Camryn Dixon, a senior defender, echoed Smith’s sentiment, saying the team’s consistent defensive success starts during practice. 

“We all worked really well together in training, and we went into every game with a chip on our shoulder,” Dixon said. “But we also knew that no game was going to be easy. So we took pride in not allowing the other team to get any easy chances. I think that really worked out for us, seeing as we got so many shutouts this year, which was great.”

How the players interact is important, Smith said. 

“Team chemistry is key to team success, especially the defensive efforts,” Smith said. “You must do your job as an individual to support the teammates around you. And it takes commitment, dedication and communication as a group.”

For the Gamecocks, team chemistry often comes in the form of trust and communication.

“We’re all so close that if there’s any issues going on in the field, we quickly communicate with each other — and we know how to communicate with each other without hurting each other’s feelings,” Dixon said. “We just know it’s part of the game.”

That’s a mentality the whole team shares, according to both Dixon and Hinz.

“I’m here to do what’s best for the people around me,” Hinz said. 

Dixon and Hinz both will be using their final years of COVID eligibility next year.

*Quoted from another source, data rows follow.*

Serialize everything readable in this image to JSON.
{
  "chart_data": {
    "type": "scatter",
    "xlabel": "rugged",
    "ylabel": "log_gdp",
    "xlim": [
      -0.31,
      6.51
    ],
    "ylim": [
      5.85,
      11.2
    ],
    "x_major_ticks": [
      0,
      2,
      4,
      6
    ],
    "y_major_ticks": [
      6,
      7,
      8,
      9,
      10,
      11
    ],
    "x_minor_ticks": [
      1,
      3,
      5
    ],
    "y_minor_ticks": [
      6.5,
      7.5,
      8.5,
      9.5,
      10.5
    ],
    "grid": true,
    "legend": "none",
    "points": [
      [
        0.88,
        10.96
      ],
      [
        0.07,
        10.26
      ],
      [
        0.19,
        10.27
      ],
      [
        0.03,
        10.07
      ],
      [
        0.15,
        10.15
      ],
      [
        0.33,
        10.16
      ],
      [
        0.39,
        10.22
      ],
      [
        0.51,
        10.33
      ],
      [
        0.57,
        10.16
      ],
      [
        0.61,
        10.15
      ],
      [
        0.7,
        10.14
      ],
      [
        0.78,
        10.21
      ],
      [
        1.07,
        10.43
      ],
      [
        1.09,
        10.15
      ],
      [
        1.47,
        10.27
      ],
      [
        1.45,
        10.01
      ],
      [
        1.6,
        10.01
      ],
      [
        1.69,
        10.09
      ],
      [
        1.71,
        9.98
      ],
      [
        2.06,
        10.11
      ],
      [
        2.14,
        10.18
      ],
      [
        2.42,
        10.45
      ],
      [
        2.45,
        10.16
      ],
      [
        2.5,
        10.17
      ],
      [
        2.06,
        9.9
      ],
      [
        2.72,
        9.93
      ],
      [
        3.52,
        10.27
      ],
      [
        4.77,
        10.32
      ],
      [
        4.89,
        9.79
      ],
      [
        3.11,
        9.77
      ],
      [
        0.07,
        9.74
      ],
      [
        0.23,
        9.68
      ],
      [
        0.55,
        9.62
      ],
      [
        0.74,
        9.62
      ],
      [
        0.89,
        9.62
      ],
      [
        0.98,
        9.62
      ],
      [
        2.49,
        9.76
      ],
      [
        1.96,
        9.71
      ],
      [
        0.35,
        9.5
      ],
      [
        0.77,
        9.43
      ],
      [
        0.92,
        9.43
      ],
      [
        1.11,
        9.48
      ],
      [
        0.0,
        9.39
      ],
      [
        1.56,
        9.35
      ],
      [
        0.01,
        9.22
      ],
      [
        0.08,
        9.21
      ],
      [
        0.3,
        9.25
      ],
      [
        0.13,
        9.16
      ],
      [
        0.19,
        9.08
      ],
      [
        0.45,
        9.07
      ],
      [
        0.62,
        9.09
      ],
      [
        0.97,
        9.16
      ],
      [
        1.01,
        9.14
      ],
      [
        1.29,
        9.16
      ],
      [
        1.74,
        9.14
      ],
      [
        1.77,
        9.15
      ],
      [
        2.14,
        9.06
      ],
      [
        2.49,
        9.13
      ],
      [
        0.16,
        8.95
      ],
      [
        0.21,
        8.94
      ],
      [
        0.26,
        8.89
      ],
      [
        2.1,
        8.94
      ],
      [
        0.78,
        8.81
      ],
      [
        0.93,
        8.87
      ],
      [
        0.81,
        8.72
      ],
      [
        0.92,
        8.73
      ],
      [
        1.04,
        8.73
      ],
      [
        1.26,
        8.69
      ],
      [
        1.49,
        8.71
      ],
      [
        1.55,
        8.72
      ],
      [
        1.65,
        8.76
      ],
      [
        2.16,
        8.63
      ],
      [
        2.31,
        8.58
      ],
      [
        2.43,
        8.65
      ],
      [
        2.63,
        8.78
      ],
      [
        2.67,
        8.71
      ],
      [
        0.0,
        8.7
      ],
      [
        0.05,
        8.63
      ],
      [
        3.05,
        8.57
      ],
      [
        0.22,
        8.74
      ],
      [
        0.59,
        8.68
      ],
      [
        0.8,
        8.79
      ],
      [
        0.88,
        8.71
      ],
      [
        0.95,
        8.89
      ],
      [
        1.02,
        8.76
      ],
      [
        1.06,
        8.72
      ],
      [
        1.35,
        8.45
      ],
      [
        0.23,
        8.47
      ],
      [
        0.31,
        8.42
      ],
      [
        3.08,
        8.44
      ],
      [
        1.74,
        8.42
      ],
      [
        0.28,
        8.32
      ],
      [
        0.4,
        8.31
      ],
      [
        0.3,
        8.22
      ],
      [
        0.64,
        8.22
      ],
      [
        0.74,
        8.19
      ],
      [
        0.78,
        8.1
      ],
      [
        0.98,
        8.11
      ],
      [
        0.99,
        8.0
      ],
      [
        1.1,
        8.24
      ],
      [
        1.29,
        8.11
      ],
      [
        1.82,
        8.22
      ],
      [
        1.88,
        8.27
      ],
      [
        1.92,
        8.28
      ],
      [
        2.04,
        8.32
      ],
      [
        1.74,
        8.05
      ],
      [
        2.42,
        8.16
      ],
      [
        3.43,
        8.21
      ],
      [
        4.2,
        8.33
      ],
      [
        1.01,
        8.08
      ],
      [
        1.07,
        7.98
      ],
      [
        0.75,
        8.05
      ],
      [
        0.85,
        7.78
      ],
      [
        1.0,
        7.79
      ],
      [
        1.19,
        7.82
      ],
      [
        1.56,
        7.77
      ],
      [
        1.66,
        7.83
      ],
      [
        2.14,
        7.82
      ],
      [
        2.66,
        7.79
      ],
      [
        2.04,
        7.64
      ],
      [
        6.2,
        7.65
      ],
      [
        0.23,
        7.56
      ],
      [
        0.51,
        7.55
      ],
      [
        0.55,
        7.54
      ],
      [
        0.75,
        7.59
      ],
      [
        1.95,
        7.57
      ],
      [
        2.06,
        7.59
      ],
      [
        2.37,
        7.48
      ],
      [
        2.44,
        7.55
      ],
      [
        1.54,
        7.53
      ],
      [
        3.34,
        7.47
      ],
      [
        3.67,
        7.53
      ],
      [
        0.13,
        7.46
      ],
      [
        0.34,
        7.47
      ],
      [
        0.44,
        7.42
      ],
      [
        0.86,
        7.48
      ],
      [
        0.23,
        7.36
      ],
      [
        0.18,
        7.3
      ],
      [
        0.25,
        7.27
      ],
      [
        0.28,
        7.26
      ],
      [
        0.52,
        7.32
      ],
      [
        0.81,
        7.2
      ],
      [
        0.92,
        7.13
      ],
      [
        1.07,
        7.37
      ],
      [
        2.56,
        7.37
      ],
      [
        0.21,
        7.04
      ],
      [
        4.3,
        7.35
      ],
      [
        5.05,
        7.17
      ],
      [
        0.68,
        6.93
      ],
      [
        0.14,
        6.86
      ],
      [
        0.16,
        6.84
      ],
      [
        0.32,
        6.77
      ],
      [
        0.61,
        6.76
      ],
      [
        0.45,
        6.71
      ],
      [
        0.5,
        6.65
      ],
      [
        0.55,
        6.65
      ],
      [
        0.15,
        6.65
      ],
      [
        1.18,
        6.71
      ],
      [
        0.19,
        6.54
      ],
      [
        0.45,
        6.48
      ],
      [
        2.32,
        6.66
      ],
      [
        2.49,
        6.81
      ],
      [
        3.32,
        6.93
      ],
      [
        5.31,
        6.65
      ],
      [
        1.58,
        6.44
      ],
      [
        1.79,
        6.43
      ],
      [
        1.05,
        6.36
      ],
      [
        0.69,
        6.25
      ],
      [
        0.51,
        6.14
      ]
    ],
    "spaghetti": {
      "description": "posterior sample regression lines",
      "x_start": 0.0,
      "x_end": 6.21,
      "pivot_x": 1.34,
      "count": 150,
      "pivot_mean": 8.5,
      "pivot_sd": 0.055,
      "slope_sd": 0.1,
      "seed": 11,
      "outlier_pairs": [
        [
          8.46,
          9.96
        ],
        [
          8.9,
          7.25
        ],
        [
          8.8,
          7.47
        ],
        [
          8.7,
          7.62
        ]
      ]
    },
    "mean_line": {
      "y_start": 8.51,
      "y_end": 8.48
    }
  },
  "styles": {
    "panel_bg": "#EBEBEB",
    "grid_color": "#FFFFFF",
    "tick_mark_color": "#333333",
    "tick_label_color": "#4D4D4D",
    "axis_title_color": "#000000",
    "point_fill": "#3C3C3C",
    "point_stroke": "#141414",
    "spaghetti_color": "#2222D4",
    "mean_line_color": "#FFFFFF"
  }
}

They will anchor the Gamecock defense, trying to continue the team’s shutout history. 

The Gamecocks will play in spring matches that are to be announced, and their season begins in August. 

Heather Hinz smiles during warmup before a home game.

Camryn Dixon plays defense against an Alabama player during the SEC tournament final.

The South Carolina women’s soccer team stands for the alma mater after a win.